I’ve never been particularly partial to fish. I suppose I could blame it on growing up in Iowa but I know plenty of people back home who like them, even catch freshwater fish themselves. Regardless, the point I’m trying to make is that I don’t eat a lot of fish. But if I were looking for fish, my preference would be for tilapia. More below.
A lot of tilapia production is farmed. Real farmed, not the travesty that passes for farming of species like salmon. In the United States tilapia are often produced in closed cycle aquaculture farms that harvest waste heat from power and ethanol plants, so there’s no issues with contamination of water supplies, escaped fish competing with wild species, or diseases and pests breeding among the farmed fish jumping to wild populations (I’m looking at you salmon farms). The fish are feed midwestern soybeans, they don’t compete for food with wild populations (once more with the contrast to salmon farming).
Tilapia farmed in the rest of the world are grown in isolated lakes, or (even more cool!) released into flooded rice patties where they grow to maturity as the rice grows, and finally the fish and rice are harvested together. Now that’s agriculture!
After tilapia, I’d say the best case could be made for eating farmed catfish for a lot of the same reasons. Doesn’t compete for food with wild populations, often grown in controlled conditions, eats low of the food chain.
Eating low on the food chain is essential, a trait tilapia and catfish share. Tuna and salmon on the other hand are predators. The whole idea of farming fish that eat other fish is inefficient in the first place! All the arguments vegetarians make about the inefficiency of eating meat (trading calories 10 to 1 from the grain fed to cows to the energy we get from eating the beef), apply even more the farther up the food chain you go. There’s a reason polar bears and pumas don’t make good farm animals. Imagine growing grain to feed to cows and pigs that were in turn feed to a pen full of pumas, 99% of the energy embodied in the grain would be lost by the time you’re chewing on a puma burger.
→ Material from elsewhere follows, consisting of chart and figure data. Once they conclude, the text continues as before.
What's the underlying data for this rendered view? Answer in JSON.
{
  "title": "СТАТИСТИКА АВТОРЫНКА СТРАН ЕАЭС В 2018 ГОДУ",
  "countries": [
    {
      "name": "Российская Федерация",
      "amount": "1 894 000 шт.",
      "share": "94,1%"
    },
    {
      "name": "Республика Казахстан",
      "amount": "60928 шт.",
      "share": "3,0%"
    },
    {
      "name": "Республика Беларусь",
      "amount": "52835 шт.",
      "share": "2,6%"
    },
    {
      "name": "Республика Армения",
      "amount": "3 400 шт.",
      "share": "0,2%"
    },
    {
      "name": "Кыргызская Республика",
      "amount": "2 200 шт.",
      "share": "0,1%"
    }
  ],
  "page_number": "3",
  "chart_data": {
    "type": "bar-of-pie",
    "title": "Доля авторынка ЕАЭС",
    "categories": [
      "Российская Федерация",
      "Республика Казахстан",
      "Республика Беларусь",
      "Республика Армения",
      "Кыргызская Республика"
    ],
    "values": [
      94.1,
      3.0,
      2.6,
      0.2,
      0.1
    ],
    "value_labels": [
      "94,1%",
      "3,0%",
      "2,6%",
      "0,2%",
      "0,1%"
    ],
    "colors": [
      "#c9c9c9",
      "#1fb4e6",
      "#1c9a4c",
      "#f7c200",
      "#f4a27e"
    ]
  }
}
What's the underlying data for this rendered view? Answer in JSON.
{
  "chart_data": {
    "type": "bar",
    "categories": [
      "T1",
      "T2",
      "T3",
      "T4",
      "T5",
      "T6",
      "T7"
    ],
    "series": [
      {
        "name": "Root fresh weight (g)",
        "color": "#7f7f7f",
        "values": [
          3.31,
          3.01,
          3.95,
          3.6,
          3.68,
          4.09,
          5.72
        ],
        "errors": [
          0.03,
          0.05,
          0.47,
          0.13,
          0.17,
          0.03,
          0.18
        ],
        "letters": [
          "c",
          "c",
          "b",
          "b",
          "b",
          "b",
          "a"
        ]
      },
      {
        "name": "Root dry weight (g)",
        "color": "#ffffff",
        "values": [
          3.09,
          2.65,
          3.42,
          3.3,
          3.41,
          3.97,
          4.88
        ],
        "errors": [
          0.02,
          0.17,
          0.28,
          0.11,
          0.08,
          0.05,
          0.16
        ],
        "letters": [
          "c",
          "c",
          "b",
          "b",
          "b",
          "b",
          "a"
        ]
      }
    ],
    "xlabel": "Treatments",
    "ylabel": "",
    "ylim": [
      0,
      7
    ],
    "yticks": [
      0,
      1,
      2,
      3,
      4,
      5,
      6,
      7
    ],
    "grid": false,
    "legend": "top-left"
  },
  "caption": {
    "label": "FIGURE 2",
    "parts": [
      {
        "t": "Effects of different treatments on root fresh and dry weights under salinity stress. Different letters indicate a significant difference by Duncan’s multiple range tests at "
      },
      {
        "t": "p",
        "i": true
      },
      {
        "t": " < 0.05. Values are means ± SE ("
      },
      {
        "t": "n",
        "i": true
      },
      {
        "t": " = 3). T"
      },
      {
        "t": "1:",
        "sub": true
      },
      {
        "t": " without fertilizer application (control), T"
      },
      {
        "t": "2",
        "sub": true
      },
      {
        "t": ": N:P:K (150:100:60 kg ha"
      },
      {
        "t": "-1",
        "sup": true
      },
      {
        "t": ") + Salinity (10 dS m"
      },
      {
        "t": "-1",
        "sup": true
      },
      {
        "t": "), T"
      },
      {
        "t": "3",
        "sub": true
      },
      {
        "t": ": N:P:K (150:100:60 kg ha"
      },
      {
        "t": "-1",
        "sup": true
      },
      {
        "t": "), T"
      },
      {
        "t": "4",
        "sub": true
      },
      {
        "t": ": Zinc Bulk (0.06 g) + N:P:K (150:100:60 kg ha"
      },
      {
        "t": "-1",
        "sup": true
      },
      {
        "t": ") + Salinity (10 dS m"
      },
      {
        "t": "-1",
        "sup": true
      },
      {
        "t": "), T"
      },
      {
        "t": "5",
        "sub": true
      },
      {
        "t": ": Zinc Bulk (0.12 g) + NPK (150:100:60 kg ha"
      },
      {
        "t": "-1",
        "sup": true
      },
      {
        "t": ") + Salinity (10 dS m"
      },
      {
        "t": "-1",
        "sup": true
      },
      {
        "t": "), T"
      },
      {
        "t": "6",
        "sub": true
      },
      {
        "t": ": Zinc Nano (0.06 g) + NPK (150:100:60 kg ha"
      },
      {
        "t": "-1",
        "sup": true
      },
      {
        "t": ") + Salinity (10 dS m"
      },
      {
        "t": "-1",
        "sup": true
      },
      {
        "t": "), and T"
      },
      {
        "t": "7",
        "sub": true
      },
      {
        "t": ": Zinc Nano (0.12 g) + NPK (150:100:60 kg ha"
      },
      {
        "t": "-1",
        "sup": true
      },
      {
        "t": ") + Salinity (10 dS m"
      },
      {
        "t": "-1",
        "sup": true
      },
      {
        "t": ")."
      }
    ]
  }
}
That’s the power of agriculture. We can figure out the species it’s most efficient to cultivate, improve production techniques, even improve the species through selective breeding or (gasp!) genetic modification, and then we can produce lots and lots of fish without burdening wild fisheries. Honestly, it seems most seafood production still operates within a world that shares far more with the hunter-gatherer lifestyle than the highly efficient agricultural society we’ve developed on land. By choosing farmed tilapia and farmed catfish maybe we can do a little bit to change that.